Notre deuxième cible est constituée des équipes IT qui doivent comprendre les enjeux et objectifs du programme et les moyens mis à disposition pour pouvoir se lancer dans les différentes étapes du programme.
Notre troisième cible, ce sont tous les professionnels qui agissent au sein des établissements, dans le souci que leur usage quotidien soit bien conforme aux bonnes pratiques d’hygiène informatique. Nous sommes sur une campagne “Tous cybervigilants !”, avec cette ambition de pouvoir informer et donner un bon niveau de sensibilisation à l’ensemble des professionnels de santé.
Un nouveau volet autour des formations obligatoires est apparu depuis l’année dernière, avec des modules numériques et cybersécurité obligatoires dans les formations initiales et continues de tous les professionnels de santé, qu’ils soient médicaux ou non médicaux et des décideurs.
4️⃣ Le quatrième axe, la sécurité opérationnelle, vise à rattraper le retard, à pallier la dette technologique des établissements.

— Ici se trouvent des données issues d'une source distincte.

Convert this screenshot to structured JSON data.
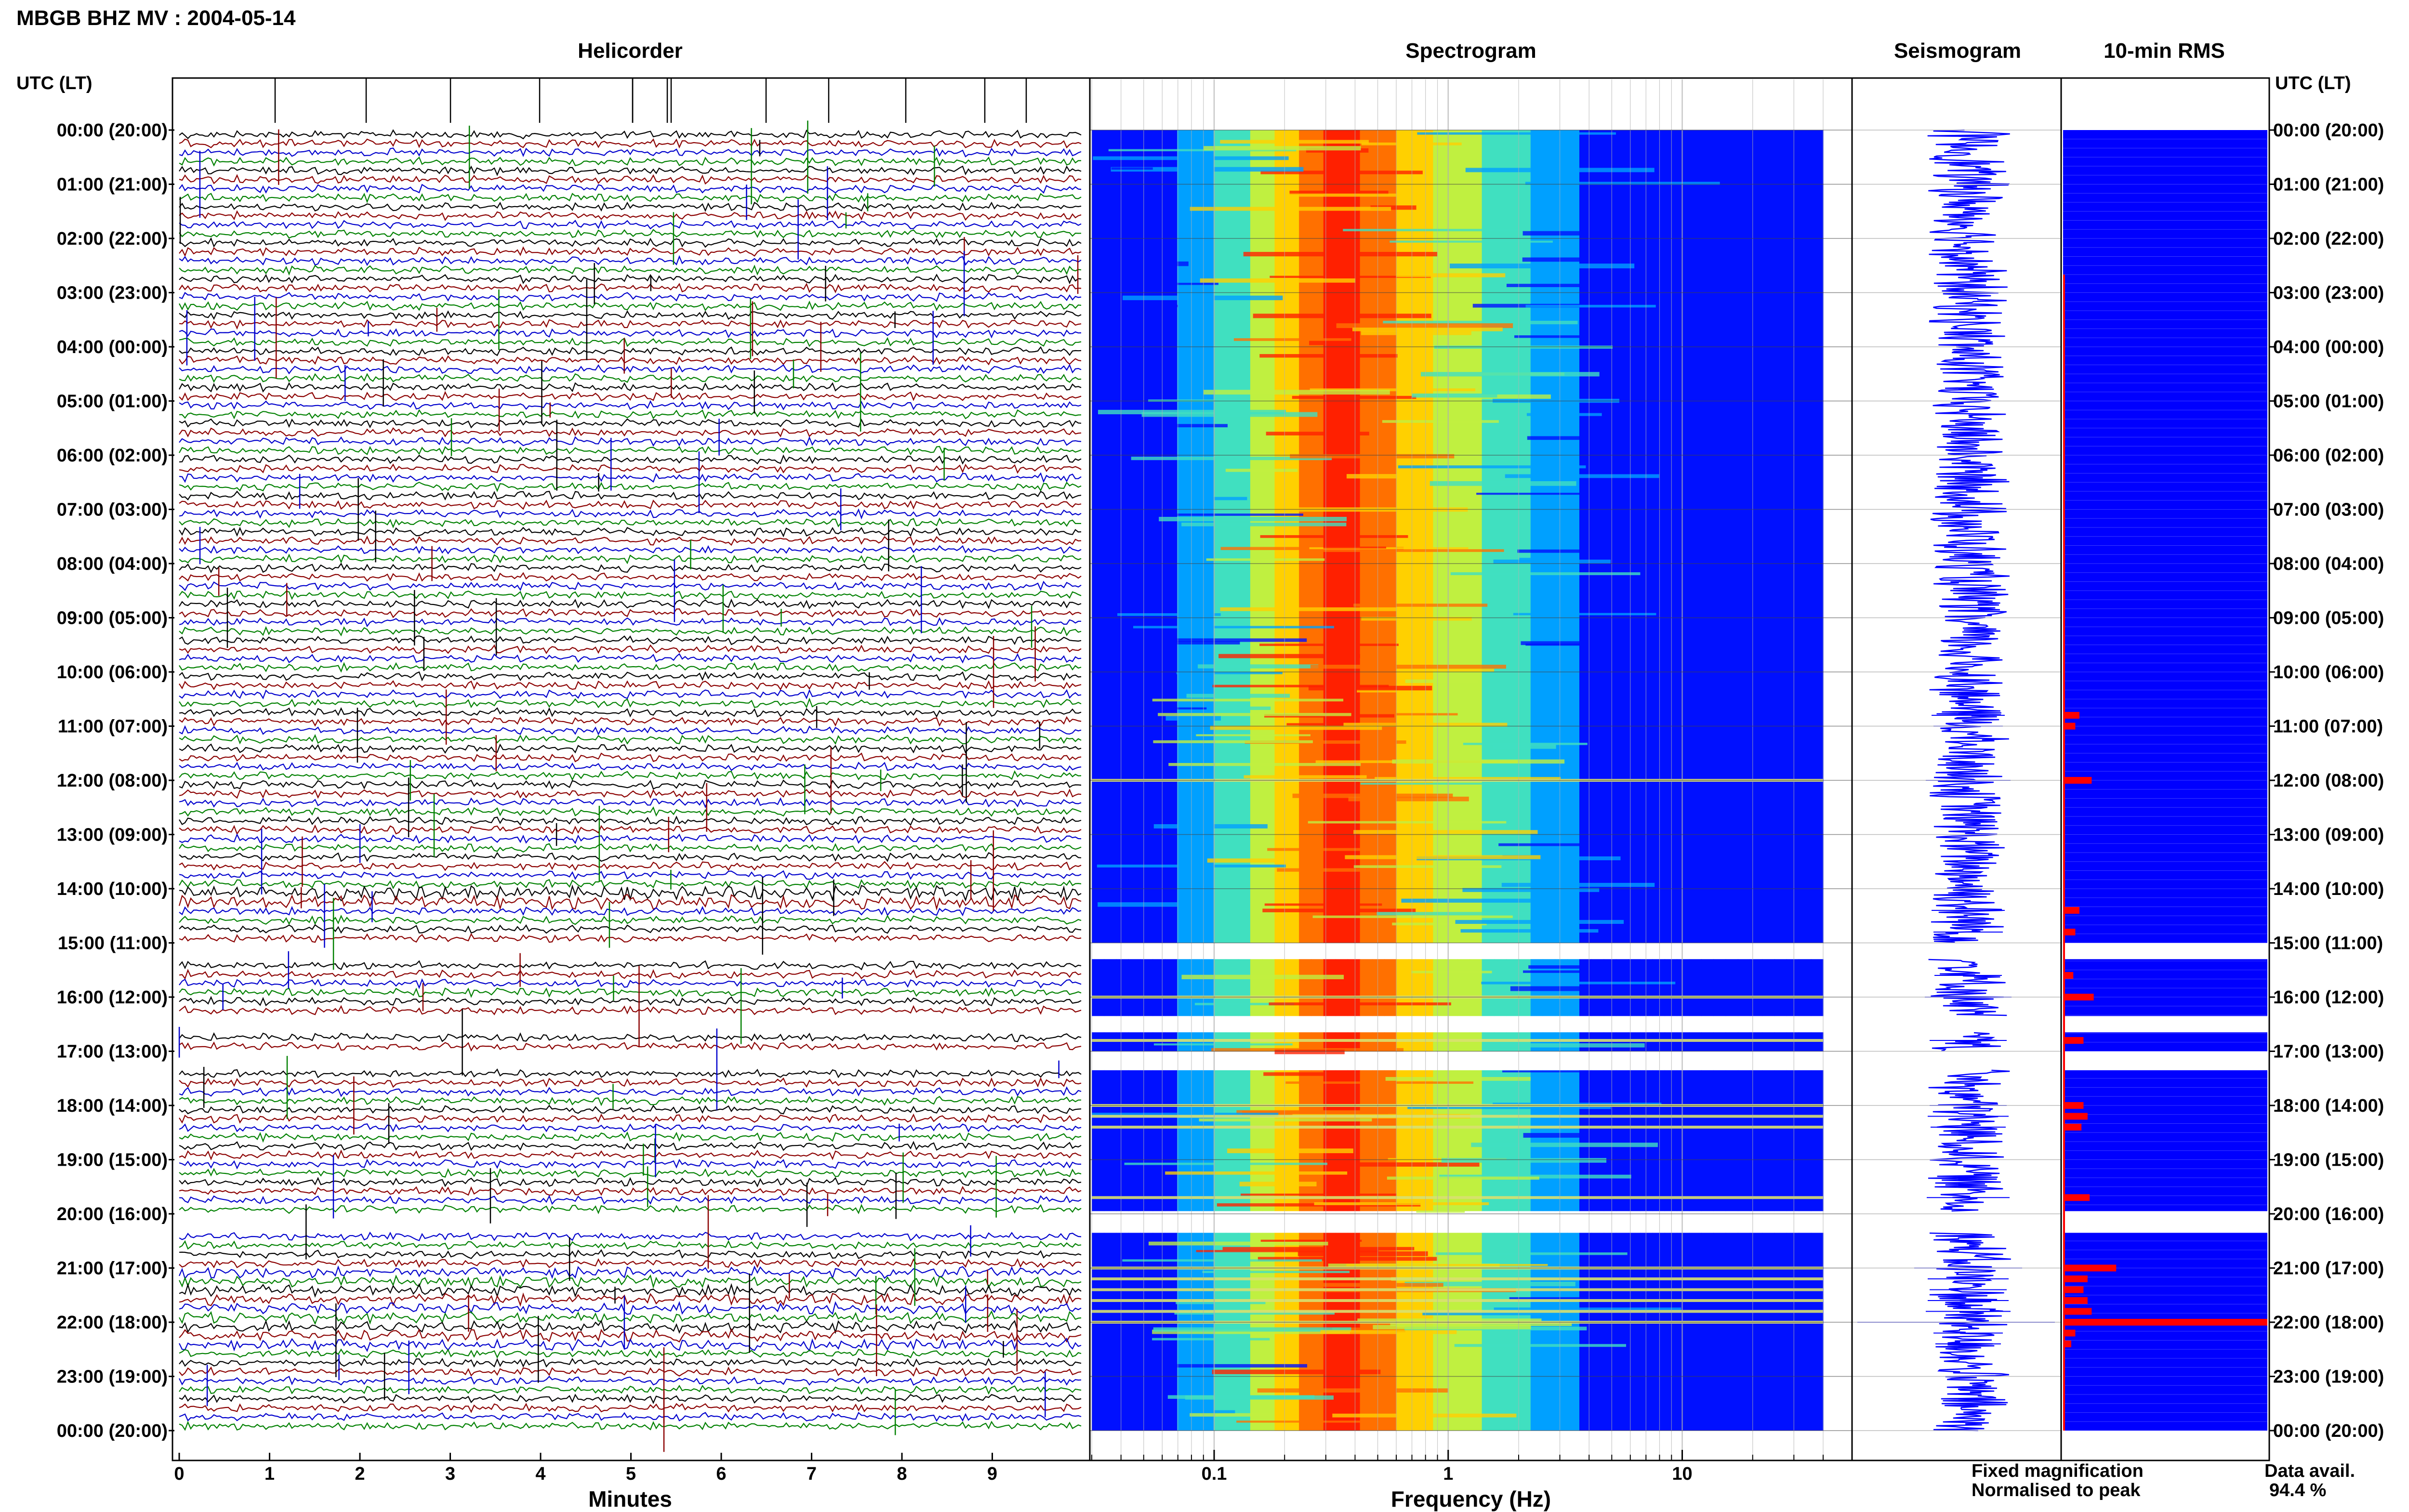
{
  "title": "MBGB BHZ MV : 2004-05-14",
  "panels": {
    "helicorder": "Helicorder",
    "spectrogram": "Spectrogram",
    "seismogram": "Seismogram",
    "rms": "10-min RMS"
  },
  "axis_time_label": "UTC (LT)",
  "hour_labels": [
    "00:00 (20:00)",
    "01:00 (21:00)",
    "02:00 (22:00)",
    "03:00 (23:00)",
    "04:00 (00:00)",
    "05:00 (01:00)",
    "06:00 (02:00)",
    "07:00 (03:00)",
    "08:00 (04:00)",
    "09:00 (05:00)",
    "10:00 (06:00)",
    "11:00 (07:00)",
    "12:00 (08:00)",
    "13:00 (09:00)",
    "14:00 (10:00)",
    "15:00 (11:00)",
    "16:00 (12:00)",
    "17:00 (13:00)",
    "18:00 (14:00)",
    "19:00 (15:00)",
    "20:00 (16:00)",
    "21:00 (17:00)",
    "22:00 (18:00)",
    "23:00 (19:00)",
    "00:00 (20:00)"
  ],
  "helicorder_xlabel": "Minutes",
  "helicorder_ticks": [
    "0",
    "1",
    "2",
    "3",
    "4",
    "5",
    "6",
    "7",
    "8",
    "9"
  ],
  "spectrogram_xlabel": "Frequency (Hz)",
  "spectrogram_ticks": [
    "0.1",
    "1",
    "10"
  ],
  "legend": {
    "fixed": "Fixed magnification",
    "normalised": "Normalised to peak",
    "fixed_color": "#0000ff",
    "normalised_color": "#ff0000"
  },
  "data_avail_label": "Data avail.",
  "data_avail_value": "94.4 %",
  "colors": {
    "trace_cycle": [
      "#000000",
      "#8b0000",
      "#0000cd",
      "#008000"
    ],
    "rms_bg": "#0000ff",
    "rms_bar": "#ff0000",
    "gap": "#ffffff"
  },
  "chart_data": {
    "type": "heatmap",
    "x_minutes_range": [
      0,
      10
    ],
    "freq_range_hz": [
      0.03,
      40
    ],
    "freq_scale": "log",
    "peak_band_hz": [
      0.2,
      0.5
    ],
    "hours_range": [
      0,
      24
    ],
    "data_gaps_hours": [
      [
        15.0,
        15.3
      ],
      [
        16.35,
        16.65
      ],
      [
        17.0,
        17.35
      ],
      [
        19.95,
        20.35
      ]
    ],
    "rms_spikes": [
      {
        "hour": 10.8,
        "value": 0.08
      },
      {
        "hour": 11.0,
        "value": 0.06
      },
      {
        "hour": 12.0,
        "value": 0.14
      },
      {
        "hour": 14.4,
        "value": 0.08
      },
      {
        "hour": 14.8,
        "value": 0.06
      },
      {
        "hour": 15.6,
        "value": 0.05
      },
      {
        "hour": 16.0,
        "value": 0.15
      },
      {
        "hour": 16.8,
        "value": 0.1
      },
      {
        "hour": 18.0,
        "value": 0.1
      },
      {
        "hour": 18.2,
        "value": 0.12
      },
      {
        "hour": 18.4,
        "value": 0.09
      },
      {
        "hour": 19.7,
        "value": 0.13
      },
      {
        "hour": 21.0,
        "value": 0.26
      },
      {
        "hour": 21.2,
        "value": 0.12
      },
      {
        "hour": 21.4,
        "value": 0.1
      },
      {
        "hour": 21.6,
        "value": 0.12
      },
      {
        "hour": 21.8,
        "value": 0.14
      },
      {
        "hour": 22.0,
        "value": 1.0
      },
      {
        "hour": 22.2,
        "value": 0.06
      },
      {
        "hour": 22.4,
        "value": 0.04
      }
    ],
    "data_availability_percent": 94.4
  }
}
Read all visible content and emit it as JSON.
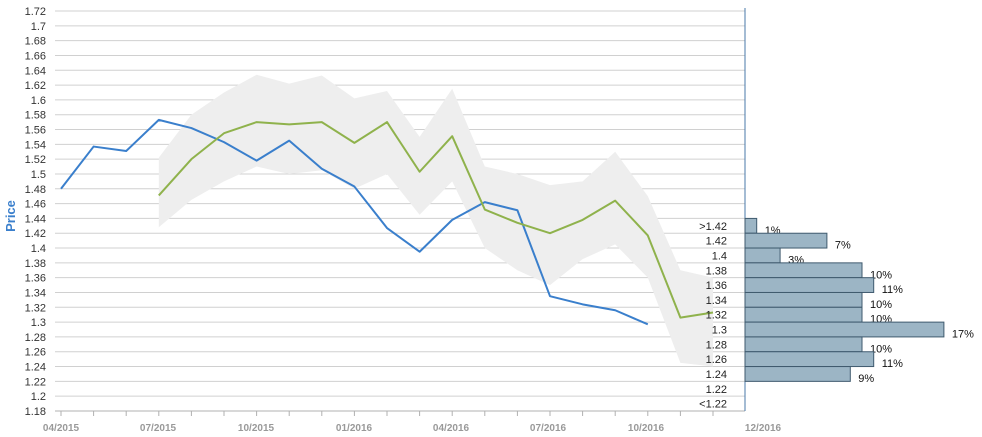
{
  "chart_data": {
    "type": "line",
    "ylabel": "Price",
    "ylim": [
      1.18,
      1.72
    ],
    "y_ticks": [
      "1.72",
      "1.7",
      "1.68",
      "1.66",
      "1.64",
      "1.62",
      "1.6",
      "1.58",
      "1.56",
      "1.54",
      "1.52",
      "1.5",
      "1.48",
      "1.46",
      "1.44",
      "1.42",
      "1.4",
      "1.38",
      "1.36",
      "1.34",
      "1.32",
      "1.3",
      "1.28",
      "1.26",
      "1.24",
      "1.22",
      "1.2",
      "1.18"
    ],
    "x_ticks": [
      "04/2015",
      "07/2015",
      "10/2015",
      "01/2016",
      "04/2016",
      "07/2016",
      "10/2016",
      "12/2016"
    ],
    "x_months": [
      "2015-04",
      "2015-05",
      "2015-06",
      "2015-07",
      "2015-08",
      "2015-09",
      "2015-10",
      "2015-11",
      "2015-12",
      "2016-01",
      "2016-02",
      "2016-03",
      "2016-04",
      "2016-05",
      "2016-06",
      "2016-07",
      "2016-08",
      "2016-09",
      "2016-10",
      "2016-11",
      "2016-12"
    ],
    "series": [
      {
        "color": "#3a7fcc",
        "values": [
          1.48,
          1.537,
          1.531,
          1.573,
          1.562,
          1.543,
          1.518,
          1.545,
          1.507,
          1.483,
          1.427,
          1.395,
          1.438,
          1.462,
          1.451,
          1.335,
          1.324,
          1.316,
          1.297,
          null,
          null
        ]
      },
      {
        "color": "#8fb24c",
        "values": [
          null,
          null,
          null,
          1.471,
          1.52,
          1.555,
          1.57,
          1.567,
          1.57,
          1.542,
          1.57,
          1.503,
          1.551,
          1.452,
          1.434,
          1.42,
          1.438,
          1.464,
          1.417,
          1.306,
          1.313
        ]
      }
    ],
    "band": {
      "color": "#eeeeee",
      "upper": [
        null,
        null,
        null,
        1.522,
        1.58,
        1.61,
        1.634,
        1.622,
        1.633,
        1.602,
        1.612,
        1.55,
        1.615,
        1.51,
        1.5,
        1.485,
        1.49,
        1.53,
        1.47,
        1.37,
        1.36
      ],
      "lower": [
        null,
        null,
        null,
        1.428,
        1.465,
        1.49,
        1.51,
        1.5,
        1.505,
        1.48,
        1.5,
        1.445,
        1.49,
        1.4,
        1.37,
        1.35,
        1.385,
        1.405,
        1.36,
        1.245,
        1.24
      ]
    },
    "distribution": {
      "color": "#9cb5c5",
      "bins": [
        {
          "label": ">1.42",
          "price": 1.43,
          "percent": 1,
          "text": "1%"
        },
        {
          "label": "1.42",
          "price": 1.41,
          "percent": 7,
          "text": "7%"
        },
        {
          "label": "1.4",
          "price": 1.39,
          "percent": 3,
          "text": "3%"
        },
        {
          "label": "1.38",
          "price": 1.37,
          "percent": 10,
          "text": "10%"
        },
        {
          "label": "1.36",
          "price": 1.35,
          "percent": 11,
          "text": "11%"
        },
        {
          "label": "1.34",
          "price": 1.33,
          "percent": 10,
          "text": "10%"
        },
        {
          "label": "1.32",
          "price": 1.31,
          "percent": 10,
          "text": "10%"
        },
        {
          "label": "1.3",
          "price": 1.29,
          "percent": 17,
          "text": "17%"
        },
        {
          "label": "1.28",
          "price": 1.27,
          "percent": 10,
          "text": "10%"
        },
        {
          "label": "1.26",
          "price": 1.25,
          "percent": 11,
          "text": "11%"
        },
        {
          "label": "1.24",
          "price": 1.23,
          "percent": 9,
          "text": "9%"
        },
        {
          "label": "1.22",
          "price": 1.21,
          "percent": null,
          "text": ""
        },
        {
          "label": "<1.22",
          "price": 1.19,
          "percent": null,
          "text": ""
        }
      ]
    }
  }
}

Pour soutenir ce renforcement, nous allons lancer des appels à financement dits de rattrapage. L’objectif est de faire des petits pas, en ouvrant un premier appel à financement avec des objectifs atteignables pour tous. À l’atteinte des objectifs, nous délivrerons le forfait de financement.
Les régions devront être très présentes pour pouvoir accompagner les petits établissements et mettre à disposition de l’offre et de la ressource.
Nous sommes dans cette démarche itérative qui nous permettra d’homogénéiser la maturité en cybersécurité pour l’ensemble des établissements. Notre ambition collective est que le ministère se mobilise pour permettre d’octroyer systématiquement de manière pérenne des budgets vraiment fléchés sur le numérique et sur la cybersécurité.